It seemed the bad publicity alone would quash the Village of Miami Shores’ spat with an elderly couple over a 17-year-old vegetable garden the pair grew in their front yard.
But for four years, the village of about 11,000 people in northeastern Miami-Dade County fought two of its residents—And won — twice, in a case that raised a constitutional challenge of a zoning code restricting vegetable gardens to backyards.
Homeowners Hermine Ricketts and Laurence Carroll bought a single-family house in Miami Shores in 1993, according to public records. For nearly two decades, they tended a lush tropical home garden with edible and ornamental plants, and vegetables like lettuces and cabbages in the front yard. During that time, Miami Shores permitted vegetable gardens in the back of homes. But in 2013, it changed that rule to limit these gardens “only” to backyards. The change meant Ricketts and Carroll had to uproot their plants, or face fines of $50 per day.
“Though these claims seem compelling, the trial court’s well-reasoned, 10-page final order rejecting the appellants’ claims correctly acknowledged the difficult procedural posture confronting the appellants,” Third District Court of Appeal Judge Vance E. Salter wrote in upholding Miami-Dade Circuit Judge Monica Gordo’s ruling against the homeowners.
The crux of the appellate decision: Ricketts and Carroll brought an “as-applied” constitutional challenge, arguing that the village’s application of the statute against them violated their constitutional rights—as opposed to a “facial” challenge, which would have alleged the legislation was always unconstitutional. They appealed to Miami-Dade’s circuit court after two unsuccessful appearances in administrative proceedings before the village’s code enforcement board, which sustained the violation, allowed a one-month grace period to remedy, and imposed $50-per-day fine for noncompliance after that period.
Ricketts and Carroll initially appeared pro se before the circuit court’s appellate division, but later removed the garden and dismissed the case, with the village imposing no fines. But they revived the case weeks later with representation from the Institute for Justice, a nonprofit libertarian public interest law firm. This time, they challenged the constitutionality of the design standard in the zoning code that permitted vegetable gardens “only” in backyards, and sought declaratory and injunctive relief.

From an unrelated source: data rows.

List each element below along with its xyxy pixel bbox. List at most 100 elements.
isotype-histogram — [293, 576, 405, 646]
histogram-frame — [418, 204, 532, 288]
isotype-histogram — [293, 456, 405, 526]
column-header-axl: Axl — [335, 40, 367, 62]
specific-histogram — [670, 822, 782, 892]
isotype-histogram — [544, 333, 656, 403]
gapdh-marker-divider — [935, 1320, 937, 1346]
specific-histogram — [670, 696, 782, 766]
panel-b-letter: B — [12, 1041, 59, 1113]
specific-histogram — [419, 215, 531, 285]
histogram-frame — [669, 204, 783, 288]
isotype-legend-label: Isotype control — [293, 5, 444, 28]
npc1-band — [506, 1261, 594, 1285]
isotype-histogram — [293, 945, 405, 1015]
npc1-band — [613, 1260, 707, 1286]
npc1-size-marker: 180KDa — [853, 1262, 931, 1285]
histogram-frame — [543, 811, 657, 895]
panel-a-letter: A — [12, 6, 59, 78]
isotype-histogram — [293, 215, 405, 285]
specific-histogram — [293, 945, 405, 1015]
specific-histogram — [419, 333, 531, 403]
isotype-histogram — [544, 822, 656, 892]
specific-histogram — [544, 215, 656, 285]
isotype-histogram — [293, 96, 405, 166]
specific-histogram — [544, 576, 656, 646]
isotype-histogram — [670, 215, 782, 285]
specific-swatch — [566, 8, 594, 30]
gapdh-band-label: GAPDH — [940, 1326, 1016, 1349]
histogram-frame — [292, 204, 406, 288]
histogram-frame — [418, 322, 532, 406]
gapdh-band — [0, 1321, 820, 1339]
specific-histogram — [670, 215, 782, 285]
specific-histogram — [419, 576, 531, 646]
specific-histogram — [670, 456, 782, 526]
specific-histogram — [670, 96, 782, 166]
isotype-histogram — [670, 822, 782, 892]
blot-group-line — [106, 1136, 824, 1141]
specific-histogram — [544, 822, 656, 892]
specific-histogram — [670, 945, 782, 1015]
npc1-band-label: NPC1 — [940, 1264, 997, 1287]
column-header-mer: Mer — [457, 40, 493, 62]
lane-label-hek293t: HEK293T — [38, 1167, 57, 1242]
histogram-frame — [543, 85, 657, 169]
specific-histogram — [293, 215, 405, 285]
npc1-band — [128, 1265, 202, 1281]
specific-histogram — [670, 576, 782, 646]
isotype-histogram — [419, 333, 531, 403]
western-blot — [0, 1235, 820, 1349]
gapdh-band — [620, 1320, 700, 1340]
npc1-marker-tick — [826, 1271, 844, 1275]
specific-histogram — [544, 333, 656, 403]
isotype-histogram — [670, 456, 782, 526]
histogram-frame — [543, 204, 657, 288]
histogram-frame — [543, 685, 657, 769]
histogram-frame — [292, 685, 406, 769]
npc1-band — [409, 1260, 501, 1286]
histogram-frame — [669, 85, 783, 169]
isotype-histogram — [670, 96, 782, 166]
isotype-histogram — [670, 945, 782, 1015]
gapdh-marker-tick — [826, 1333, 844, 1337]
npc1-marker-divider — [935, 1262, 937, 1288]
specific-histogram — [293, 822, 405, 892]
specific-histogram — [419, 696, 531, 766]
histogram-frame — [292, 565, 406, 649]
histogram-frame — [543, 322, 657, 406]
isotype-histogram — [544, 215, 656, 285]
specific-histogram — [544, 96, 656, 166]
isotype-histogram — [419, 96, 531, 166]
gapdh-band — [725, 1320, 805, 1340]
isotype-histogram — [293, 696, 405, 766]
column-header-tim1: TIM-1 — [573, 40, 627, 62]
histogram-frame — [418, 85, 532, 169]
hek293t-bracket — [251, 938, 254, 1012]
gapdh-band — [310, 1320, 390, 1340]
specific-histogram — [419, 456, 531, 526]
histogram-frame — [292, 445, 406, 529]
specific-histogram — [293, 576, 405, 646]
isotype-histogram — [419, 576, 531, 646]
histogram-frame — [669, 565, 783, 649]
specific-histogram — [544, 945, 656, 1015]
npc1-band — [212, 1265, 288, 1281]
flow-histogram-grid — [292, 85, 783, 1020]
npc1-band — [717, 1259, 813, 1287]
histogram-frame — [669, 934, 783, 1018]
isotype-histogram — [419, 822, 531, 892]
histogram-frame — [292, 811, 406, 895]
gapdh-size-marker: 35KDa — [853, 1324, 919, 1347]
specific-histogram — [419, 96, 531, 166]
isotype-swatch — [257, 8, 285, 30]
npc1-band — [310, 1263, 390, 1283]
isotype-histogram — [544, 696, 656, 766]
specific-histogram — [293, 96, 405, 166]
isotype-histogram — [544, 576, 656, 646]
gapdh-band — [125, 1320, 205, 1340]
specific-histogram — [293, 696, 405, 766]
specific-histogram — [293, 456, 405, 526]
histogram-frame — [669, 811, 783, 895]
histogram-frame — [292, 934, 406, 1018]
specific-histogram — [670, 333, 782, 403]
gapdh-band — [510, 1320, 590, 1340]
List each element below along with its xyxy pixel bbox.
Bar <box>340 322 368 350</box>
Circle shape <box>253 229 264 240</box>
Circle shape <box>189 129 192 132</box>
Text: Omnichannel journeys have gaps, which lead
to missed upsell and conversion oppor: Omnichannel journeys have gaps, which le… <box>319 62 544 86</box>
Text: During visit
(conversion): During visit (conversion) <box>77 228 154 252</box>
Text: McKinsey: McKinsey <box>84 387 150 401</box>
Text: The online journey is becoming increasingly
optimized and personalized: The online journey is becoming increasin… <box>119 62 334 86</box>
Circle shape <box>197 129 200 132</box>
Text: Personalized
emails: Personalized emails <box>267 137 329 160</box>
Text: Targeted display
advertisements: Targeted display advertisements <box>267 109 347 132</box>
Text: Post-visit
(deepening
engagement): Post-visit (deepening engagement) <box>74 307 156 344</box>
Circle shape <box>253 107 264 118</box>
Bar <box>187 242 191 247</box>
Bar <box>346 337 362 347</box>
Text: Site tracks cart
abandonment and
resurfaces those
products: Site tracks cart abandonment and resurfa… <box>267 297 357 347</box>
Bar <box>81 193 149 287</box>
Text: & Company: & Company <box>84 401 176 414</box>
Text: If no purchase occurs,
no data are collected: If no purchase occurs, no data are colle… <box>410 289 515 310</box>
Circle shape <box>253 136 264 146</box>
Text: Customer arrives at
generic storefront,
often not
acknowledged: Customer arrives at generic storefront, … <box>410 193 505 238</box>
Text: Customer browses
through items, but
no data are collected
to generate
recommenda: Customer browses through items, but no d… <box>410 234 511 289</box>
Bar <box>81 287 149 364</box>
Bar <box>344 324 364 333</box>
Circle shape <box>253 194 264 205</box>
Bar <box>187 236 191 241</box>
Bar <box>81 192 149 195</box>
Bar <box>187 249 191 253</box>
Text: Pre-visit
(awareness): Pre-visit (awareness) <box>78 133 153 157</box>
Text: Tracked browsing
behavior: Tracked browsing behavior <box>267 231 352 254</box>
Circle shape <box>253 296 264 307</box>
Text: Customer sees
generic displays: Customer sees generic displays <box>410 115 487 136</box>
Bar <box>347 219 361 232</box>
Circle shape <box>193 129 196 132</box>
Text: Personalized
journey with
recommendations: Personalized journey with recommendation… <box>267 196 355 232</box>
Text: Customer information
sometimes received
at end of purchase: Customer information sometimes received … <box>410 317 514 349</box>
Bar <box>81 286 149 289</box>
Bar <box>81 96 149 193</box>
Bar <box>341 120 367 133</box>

But the state appellate court ruled the “first proceeding conclusively determined that a violation occurred based on the evidentiary record,” barring claims the statute was unconstitutional “as applied” specifically to the couple.
“This is just the way land-use law works. It’s an extraordinarily complex area of law,” said McGlinchey Stafford member Manuel Farach, who sits on the Florida Bar’s executive council for the Real Property and Business Law Sections, and was not involved in the litigation. “What you have here is a demonstration of just how difficult it is to show that your property has been taken by government action.”
Richard Sarafan and Nina Greene of Genovese Joblove & Battista represented the municipality.
“Plaintiff’s complaint hinges entirely on the legally incorrect claim of an inalienable/fundamental/constitutional right to grow vegetables in their front yard,” the defense attorneys wrote in a motion to dismiss the circuit court case. “This fatal defect defeats each of the various ‘kitchen sink’ challenges alleged by plaintiffs.”
Institute for Justice attorneys Ari Bargil and Allison Daniel in Florida and Michael Bindas in Washington represented Ricketts and Carroll.
“Miami Shores homeowners may have virtually anything in their front yard. They may decorate with garden gnomes, pink flamingos and trolls. They may park their boats and jet skis. And they are free to grow whatever trees, flowers, shrubs, grasses, fruits and berries they desire,” the couple’s lawyer, Bargil, wrote in a brief quoted in the opening of the Third DCA opinion issued Nov. 1. “There is, however, one thing forbidden: vegetables.”